Starring Alfred Molina as Mark Rothko - an artist whose large canvases of maroon, red and black have received significant reappraisal in London over the past couple of years - the ‘action’ takes the form of studio discussions with aspiring artist Ken (Alfred Enoch) who from the outset is advised that as a studio assistant, he is not being mentored or in any way collaborating... he is merely an employee!

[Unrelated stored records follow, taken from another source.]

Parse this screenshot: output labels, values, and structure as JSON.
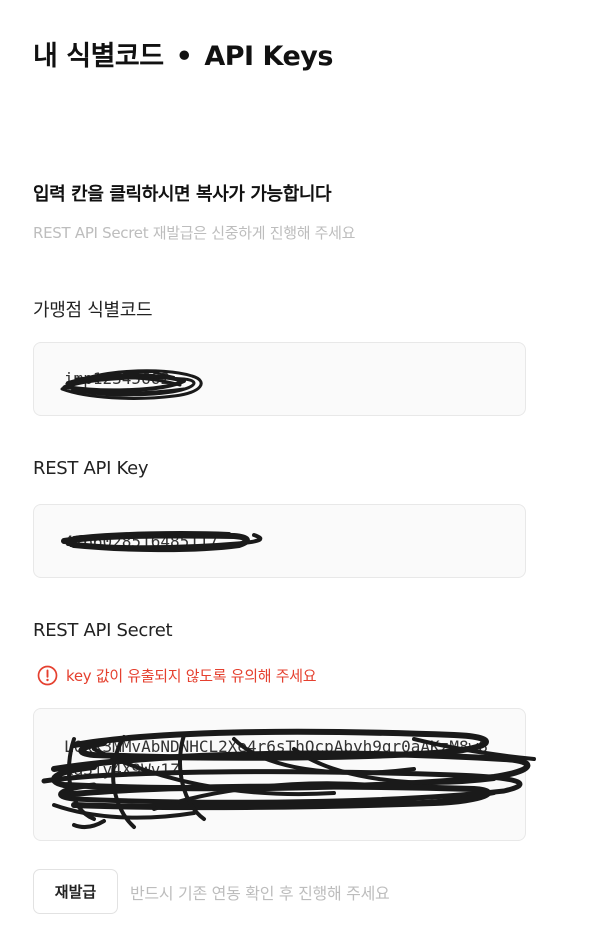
{
  "header": {
    "title_part1": "내 식별코드",
    "separator": "•",
    "title_part2": "API Keys"
  },
  "intro": {
    "heading": "입력 칸을 클릭하시면 복사가 가능합니다",
    "subtext": "REST API Secret 재발급은 신중하게 진행해 주세요"
  },
  "fields": {
    "merchant_code": {
      "label": "가맹점 식별코드",
      "value": "imp12345662"
    },
    "rest_api_key": {
      "label": "REST API Key",
      "value": "4166028516485117"
    },
    "rest_api_secret": {
      "label": "REST API Secret",
      "warning_text": "key 값이 유출되지 않도록 유의해 주세요",
      "warning_icon": "exclamation-circle-icon",
      "value": "L0xk3MMvAbNDNHCL2Xe4r6sThQcpAbyh9gr0aAKzM8w8xa3jy4X9Wv1Z"
    }
  },
  "actions": {
    "reissue_label": "재발급",
    "reissue_hint": "반드시 기존 연동 확인 후 진행해 주세요"
  },
  "colors": {
    "warning": "#e5402f",
    "muted_text": "#bdbdbd",
    "field_background": "#fafafa",
    "field_border": "#e8e8e8",
    "redaction": "#1a1a1a"
  }
}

Four large canvases are required for The Four Seasons Restaurant and we are left in no doubt that Rothko is painfully aware he has sold-out for the filthy lucre in accepting the commission, despite a litany of ponderous, self-conscious pronouncements on the matter. Canvasses are worked on - in one notable scene with gusto and a fluidity that is intensely choreographic and leaves both performers (and a good deal of the audience) breathless.
When the worm finally turns, after two years enduring Rothko’s ego, self-absorption, and denigrating comments (on every subject, but most especially about pop art), Ken explodes giving both barrels of pent-up frustration. He regurgitates an arsenal of remembered platitudes with which to dismember his esteemed employer’s relevance and pomposity:
“...the pretension! I can’t imagine any other painter in the history of art ever tried so hard to be SIGNIFICANT! You know, not everything has to be so goddamn IMPORTANT all the time! Not every painting has to rip your guts out and expose your soul! Not everyone wants art that actually HURTS! Sometimes you just want a fucking still life or landscape or soup can...”
If you’re the sort of theatregoer who wants a landscape or soup can, there is plenty in the West End to satisfy your taste, but if you’re eager for a more hearty morsel, this could most definitely be the play for you.